Sentí poca simpatía por esa idea. El valor en una mala causa no es nada que admirar.
—Para mi hermano el peligro es un deporte —respondí.
—Es muy inteligente —dijo el hombre mayor, sonriendo—. Hemos estado hablando con él por muchas horas. Él dice que puede comunicarse con el presidente John F. Kennedy personalmente y mediar un acuerdo entre Cuba y Estados Unidos. ¿Es confiable lo que dice? ¿Cómo lo evaluarías?
Me percaté de que esos hombres necesitaban orientación política. No conocía su formación, pero sabía que no eran comunistas. Un comunista hubiera sabido que cualquier conversación sobre un acuerdo con Kennedy no tenía sentido. Un comunista no habría tenido dudas sobre cuál era la lucha ni quién era el enemigo.
—Mi hermano adora el honor —dije con energía—. Pero ese no es el problema. El problema es que mi hermano es un agente de la CIA. ¿Qué acuerdo puede existir entre la CIA y la revolución?
Los agentes me miraron sin pronunciar palabra.
—En su opinión, ¿qué debemos hacer? —finalmente preguntó el hombre mayor.
Respondí sin pestañear.
—La revolución no puede tener tratos con mi hermano, ni ahora ni en el futuro. Creo que deberían fusilarlo.

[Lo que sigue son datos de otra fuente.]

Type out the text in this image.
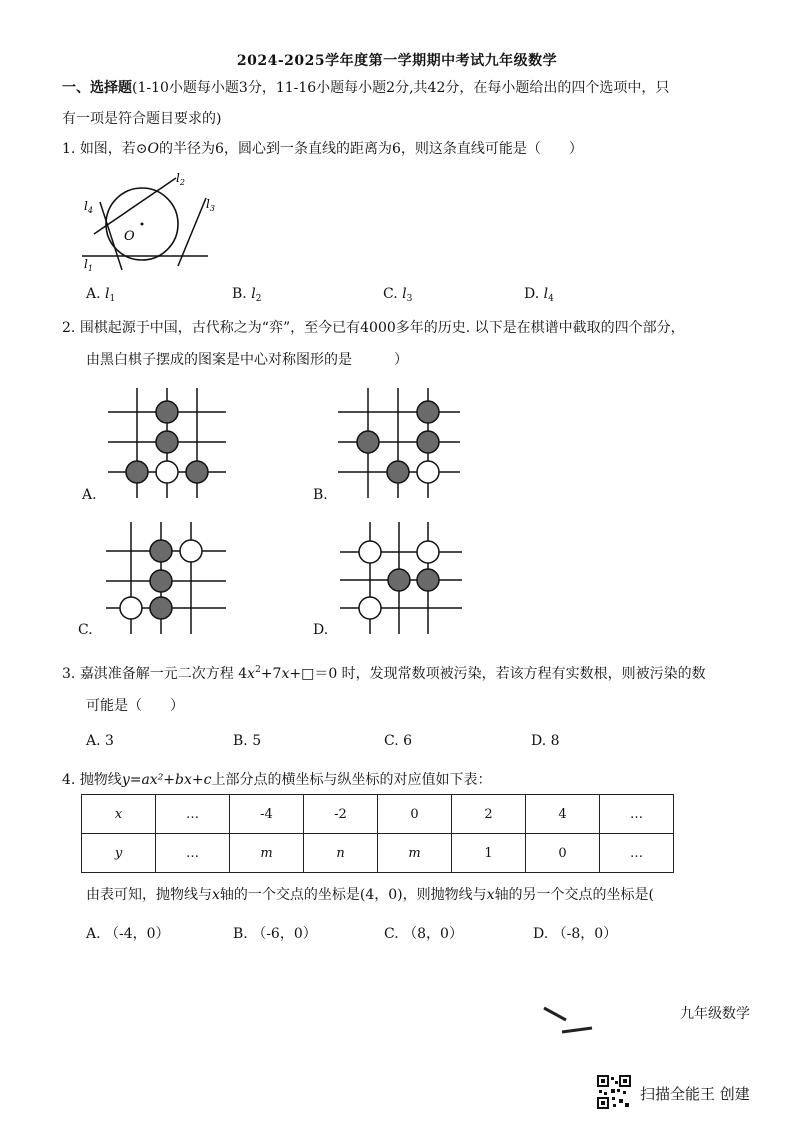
2024-2025学年度第一学期期中考试九年级数学
一、选择题(1-10小题每小题3分，11-16小题每小题2分,共42分，在每小题给出的四个选项中，只
有一项是符合题目要求的)
1. 如图，若⊙O的半径为6，圆心到一条直线的距离为6，则这条直线可能是（　　）
O
$l_1$
$l_2$
$l_3$
$l_4$
A. $l_1$	B. $l_2$	C. $l_3$	D. $l_4$
2. 围棋起源于中国，古代称之为“弈”，至今已有4000多年的历史. 以下是在棋谱中截取的四个部分，
由黑白棋子摆成的图案是中心对称图形的是　　　）
A.	B.
C.	D.
3. 嘉淇准备解一元二次方程 $4x^2+7x+□=0$ 时，发现常数项被污染，若该方程有实数根，则被污染的数
可能是（　　）
A. 3	B. 5	C. 6	D. 8
4. 抛物线y=ax²+bx+c上部分点的横坐标与纵坐标的对应值如下表：
x	…	-4	-2	0	2	4	…
y	…	m	n	m	1	0	…
由表可知，抛物线与x轴的一个交点的坐标是(4，0)，则抛物线与x轴的另一个交点的坐标是(
A. （-4，0）	B. （-6，0）	C. （8，0）	D. （-8，0）
九年级数学
扫描全能王 创建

El hombre mayor y yo nos miramos a los ojos. Me pareció que por un instante no pudo encontrar mi mirada.
—Gracias —dijo—. Nos volveremos a ver pronto.
Nos dimos la mano y se fueron. Nunca volvieron. Durante veintisiete años no hablé con nadie sobre esta conversación, excepto con mi compañero César Gómez unos días después.
—Hiciste bien —me dijo mi mejor amigo—. Yo hubiera hecho lo mismo.